Sprezzatura, for those of you not obsessed by early modern Europe, is a term that Baldassare Castiglione uses in his The Book of the Courtier to talk about the way a courtier should seek to make difficult things seem effortless and spontaneous.
For example, if you were an Elizabethan courtier, you might want to think of some really good lines of poetry in advance, so you could "toss them off" as though you'd just thought of them on the spur of the moment. Done well, I imagine dazzling mastery. Think of Joe Montana making the quick pass to Jerry Rice look easy. We all know it's not easy, but they could sure make it look that way sometimes.
It's a matter of being so thoroughly prepared that you make whatever it is look like it takes no thought or work at all.
I admire sprezzatura, I admit. Some people are naturally more capable than I of pulling things off; I need serious preparation. Sometimes, that means really figuring out the questions and problems, and doing some background research to really have a solid sense of the issues, and to be able to discuss them as if you've put no effort in. It means reading whatever reading, taking good enough notes that you don't have to refer to them much, and being ready to field questions.
In a way, I've been thinking, being a good committee chair is a little like sprezzatura. I spent a fair bit of time these past few days putting together memos and sending off this and that, making sure I'm ready for whatever questions will come up at the meeting when we make our proposal. And mostly, no one will realize how much time things took. I don't think I'm especially slow about things, just that doing things right actually does take some time. And I imagine other folks take time to put their stuff together, more time than is readily apparent. Except when someone doesn't have their stuff together, it's easy to tell there's a problem.
And, of course, you have to balance the need for information or explanation with the time you have available and the brainpower you have left.

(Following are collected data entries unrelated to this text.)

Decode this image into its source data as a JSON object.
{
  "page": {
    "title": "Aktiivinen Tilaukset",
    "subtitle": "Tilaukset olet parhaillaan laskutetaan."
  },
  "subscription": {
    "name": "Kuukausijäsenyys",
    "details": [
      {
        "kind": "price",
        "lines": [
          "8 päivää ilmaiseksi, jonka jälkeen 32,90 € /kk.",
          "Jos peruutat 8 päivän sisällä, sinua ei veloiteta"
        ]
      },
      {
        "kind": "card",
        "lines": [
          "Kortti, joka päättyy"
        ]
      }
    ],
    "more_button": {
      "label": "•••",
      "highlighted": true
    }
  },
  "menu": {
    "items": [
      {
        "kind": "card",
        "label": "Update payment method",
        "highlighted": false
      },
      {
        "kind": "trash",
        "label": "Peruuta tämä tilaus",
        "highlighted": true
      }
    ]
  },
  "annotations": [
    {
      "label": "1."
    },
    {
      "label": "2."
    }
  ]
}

Alas, I don't have a photographic memory, either!
I gave my first presentation at the local library this week to a very receptive audience. It was fun, but also a little nerve-wracking. You see, when I came here to the Northwoods, I filled the spot of a colleague who retired that year. And this colleague, an utterly charming, kind, and helpful person, came to the presentation. And I'm still a bit intimidated by this colleague, in part because I know s/he was a big part of the committee that hired me and has said how much s/he enjoyed my teaching presentation when I was interviewed. So I feel like I have a lot to live up to in order not to disappoint him/her, if that makes sense.
But some of the questions the audience asked were tangential, and that's when the whole sprezzatura thing comes up. It's spine-tingling fun to know things well enough to have answers to even really bizarre questions, to have specific examples to help people understand the answer, and that's how the questions went. Of course, they could easily have asked a dozen questions I'd have been stumped by, but I got lucky. Or just was adequately prepared.
I love the performance part of sprezzatura, the making things seem so easy that it looks utterly safe, although you know there's really no net.